Member of the Connecticut House of Representatives from the 47th district
- In office 1987–1993
- Preceded by: Peter V. Cuprak
- Succeeded by: Barry Kolar

Personal details
- Born: December 10, 1957 (age 68) Derby, Connecticut, U.S.
- Party: Democratic

= Shaun McNally =

American politician (born 1957)

Shaun McNally (born December 10, 1957) is an American politician who served in the Connecticut House of Representatives from 1987 to 1993, representing the 47th district as a Democrat.

During his service in the state legislature, McNally served as House Chair the Planning and Development Committee. He also served as a member of the Finance, Commerce, Judiciary and Human Services committees.

==Personal life and education==
McNally was born in Derby, Connecticut. He holds a B.A. in political science from the University of Connecticut and a Master of Public Administration degree from Harvard University's John F. Kennedy School of Government.

McNally has one daughter.

==Political career==
===Connecticut===
McNally was a staff member for former U.S. Representative Sam Gejdenson from 1981 to 1982, and on the Chris Dodd Senate campaign in 1980.

McNally was elected to the Connecticut House of Representatives in 1986, and he served three terms representing the 47th district as a Democrat. McNally did not run for reelection in 1992 and was succeeded by Republican candidate Barry Kolar.

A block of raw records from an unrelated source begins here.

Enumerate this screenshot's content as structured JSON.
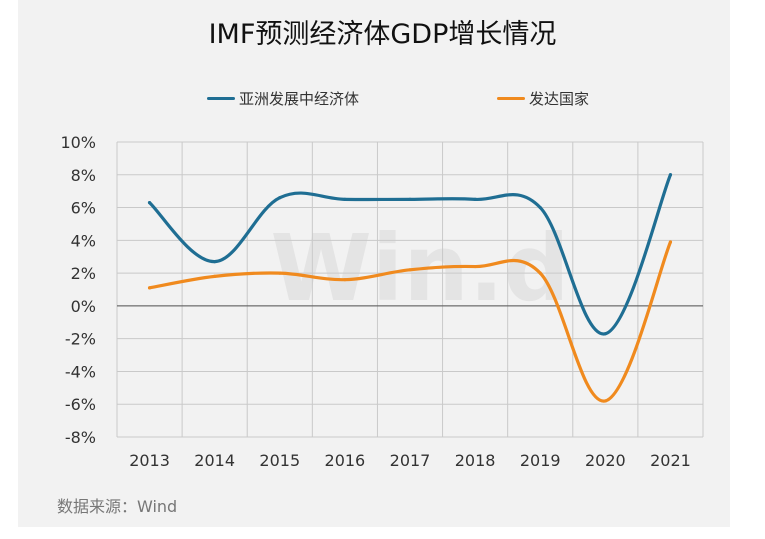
{
  "title": "IMF预测经济体GDP增长情况",
  "source": "数据来源：Wind",
  "watermark": "Win.d",
  "colors": {
    "asia": "#1f6e93",
    "developed": "#f08a1e",
    "grid": "#c9c9c9",
    "zero": "#555555",
    "panel": "#f2f2f2"
  },
  "chart_data": {
    "type": "line",
    "title": "IMF预测经济体GDP增长情况",
    "categories": [
      "2013",
      "2014",
      "2015",
      "2016",
      "2017",
      "2018",
      "2019",
      "2020",
      "2021"
    ],
    "y_ticks": [
      "10%",
      "8%",
      "6%",
      "4%",
      "2%",
      "0%",
      "-2%",
      "-4%",
      "-6%",
      "-8%"
    ],
    "ylim": [
      -8,
      10
    ],
    "series": [
      {
        "name": "亚洲发展中经济体",
        "values": [
          6.3,
          2.7,
          6.6,
          6.5,
          6.5,
          6.5,
          6.0,
          -1.7,
          8.0
        ]
      },
      {
        "name": "发达国家",
        "values": [
          1.1,
          1.8,
          2.0,
          1.6,
          2.2,
          2.4,
          2.0,
          -5.8,
          3.9
        ]
      }
    ],
    "grid": true,
    "legend": "top"
  }
}
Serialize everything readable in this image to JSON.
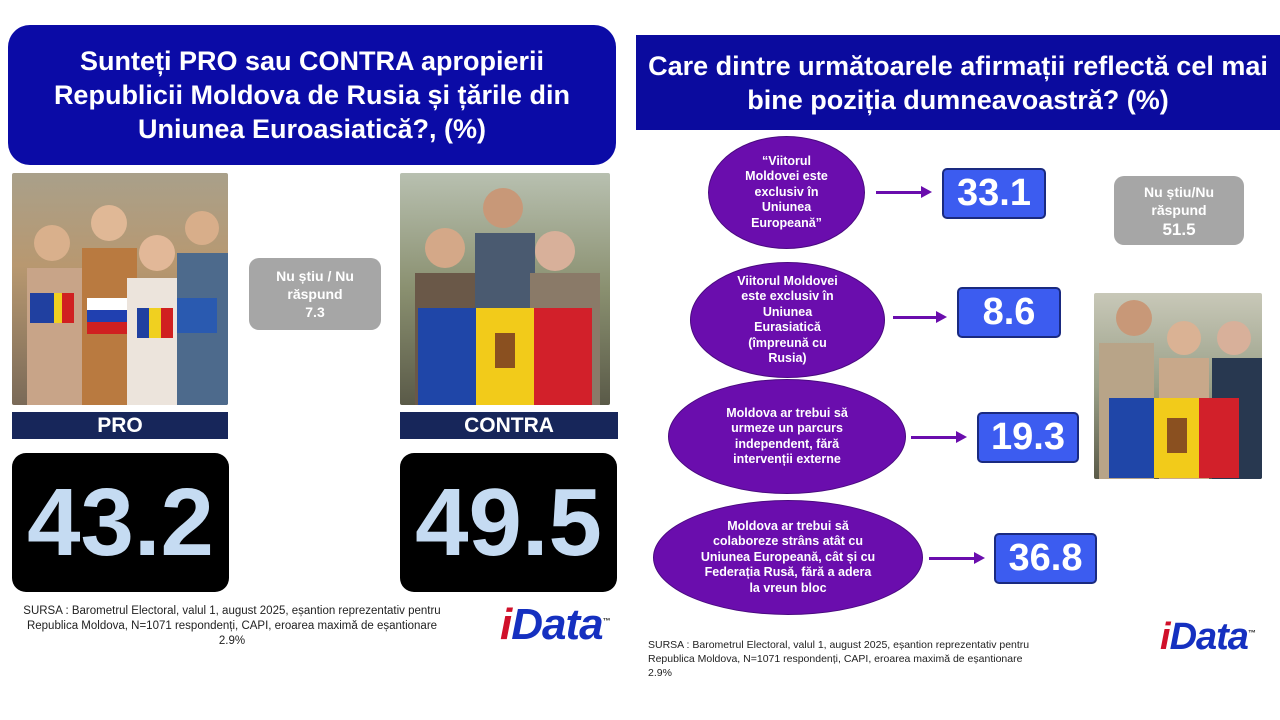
{
  "left": {
    "title": "Sunteți PRO sau CONTRA apropierii Republicii Moldova de Rusia și țările din Uniunea Euroasiatică?, (%)",
    "pro": {
      "label": "PRO",
      "value": "43.2"
    },
    "contra": {
      "label": "CONTRA",
      "value": "49.5"
    },
    "dont_know": {
      "label": "Nu știu / Nu răspund",
      "value": "7.3"
    },
    "source": "SURSA : Barometrul Electoral, valul 1, august 2025, eșantion reprezentativ pentru Republica Moldova, N=1071 respondenți, CAPI, eroarea maximă de eșantionare 2.9%",
    "logo": {
      "i": "i",
      "rest": "Data",
      "tm": "™"
    }
  },
  "right": {
    "title": "Care dintre următoarele afirmații reflectă cel mai bine poziția dumneavoastră? (%)",
    "items": [
      {
        "text": "“Viitorul Moldovei este exclusiv în Uniunea Europeană”",
        "value": "33.1"
      },
      {
        "text": "Viitorul Moldovei este exclusiv în Uniunea Eurasiatică (împreună cu Rusia)",
        "value": "8.6"
      },
      {
        "text": "Moldova ar trebui să urmeze un parcurs independent, fără intervenții externe",
        "value": "19.3"
      },
      {
        "text": "Moldova ar trebui să colaboreze strâns atât cu Uniunea Europeană, cât și cu Federația Rusă, fără a adera la vreun bloc",
        "value": "36.8"
      }
    ],
    "dont_know": {
      "label": "Nu știu/Nu răspund",
      "value": "51.5"
    },
    "source": "SURSA : Barometrul Electoral, valul 1, august 2025, eșantion reprezentativ pentru Republica Moldova, N=1071 respondenți, CAPI, eroarea maximă de eșantionare 2.9%",
    "logo": {
      "i": "i",
      "rest": "Data",
      "tm": "™"
    }
  },
  "colors": {
    "title_bg": "#0b0ba6",
    "ellipse": "#6a0dad",
    "value_box": "#3c5cf0",
    "big_value": "#c5dbf2",
    "logo_blue": "#1530c0",
    "logo_red": "#d0102a"
  }
}
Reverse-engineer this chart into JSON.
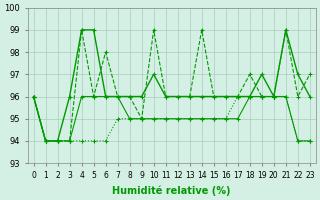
{
  "xlabel": "Humidité relative (%)",
  "background_color": "#d4f0e4",
  "grid_color": "#aaccbb",
  "line_color": "#009900",
  "ylim": [
    93,
    100
  ],
  "xlim": [
    -0.5,
    23.5
  ],
  "yticks": [
    93,
    94,
    95,
    96,
    97,
    98,
    99,
    100
  ],
  "xticks": [
    0,
    1,
    2,
    3,
    4,
    5,
    6,
    7,
    8,
    9,
    10,
    11,
    12,
    13,
    14,
    15,
    16,
    17,
    18,
    19,
    20,
    21,
    22,
    23
  ],
  "series": [
    {
      "y": [
        96,
        94,
        94,
        96,
        99,
        99,
        96,
        96,
        96,
        96,
        97,
        96,
        96,
        96,
        96,
        96,
        96,
        96,
        96,
        97,
        96,
        99,
        97,
        96
      ],
      "style": "-",
      "lw": 1.0
    },
    {
      "y": [
        96,
        94,
        94,
        94,
        99,
        96,
        98,
        96,
        96,
        95,
        99,
        96,
        96,
        96,
        99,
        96,
        96,
        96,
        97,
        96,
        96,
        99,
        96,
        97
      ],
      "style": "--",
      "lw": 0.8
    },
    {
      "y": [
        96,
        94,
        94,
        94,
        96,
        96,
        96,
        96,
        95,
        95,
        95,
        95,
        95,
        95,
        95,
        95,
        95,
        95,
        96,
        96,
        96,
        96,
        94,
        94
      ],
      "style": "-",
      "lw": 0.8
    },
    {
      "y": [
        96,
        94,
        94,
        94,
        94,
        94,
        94,
        95,
        95,
        95,
        95,
        95,
        95,
        95,
        95,
        95,
        95,
        96,
        96,
        96,
        96,
        96,
        94,
        94
      ],
      "style": ":",
      "lw": 0.8
    }
  ],
  "marker": "+"
}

In 2004, McNally ran unsuccessfully for United States Congress in Connecticut's 2nd congressional district. He was defeated in the Democratic primary by candidate Jim Sullivan.

From 1995 to 2003, he was director of public affairs and chief internet strategist for the Connecticut Business and Industry Association (CBIA). From 2008 to 2009, McNally served as executive director of the Connecticut Early Childhood Alliance, a coalition of organizations advocating for high-quality early childhood education.

===Federal work===
In 2005, McNally joined the USAID Mission in Iraq as Food Security Advisor for the Food for Peace program. McNally later returned to Iraq as technical advisor and Deputy Chief of Party for the Local Governance Program (LGP3) (2009-2011) and later as technical advisor for the USAID-funded Government Strengthening Program (GSP) (2012-2013).

Currently, McNally serves as Chief of Party for the USAID Strengthening Somali Governance (SSG) program. From 2013 to 2015, he led a parliamentary strengthening program in Armenia (SANAP). From 2011 to 2012, he served as Chief of Party for the USAID/Afghanistan local governance strengthening program for the nine provinces of ISAF-North (RAMP-UP).

===Non-governmental organizations===
From 2006 to 2007, McNally was Country Director and Chief of Party for the National Democratic Institute for International Affairs (NDI) democracy and governance programs for Albania. The program worked with civil society groups, political parties, journalists, mayors and members of parliament, as well as supporting election monitoring.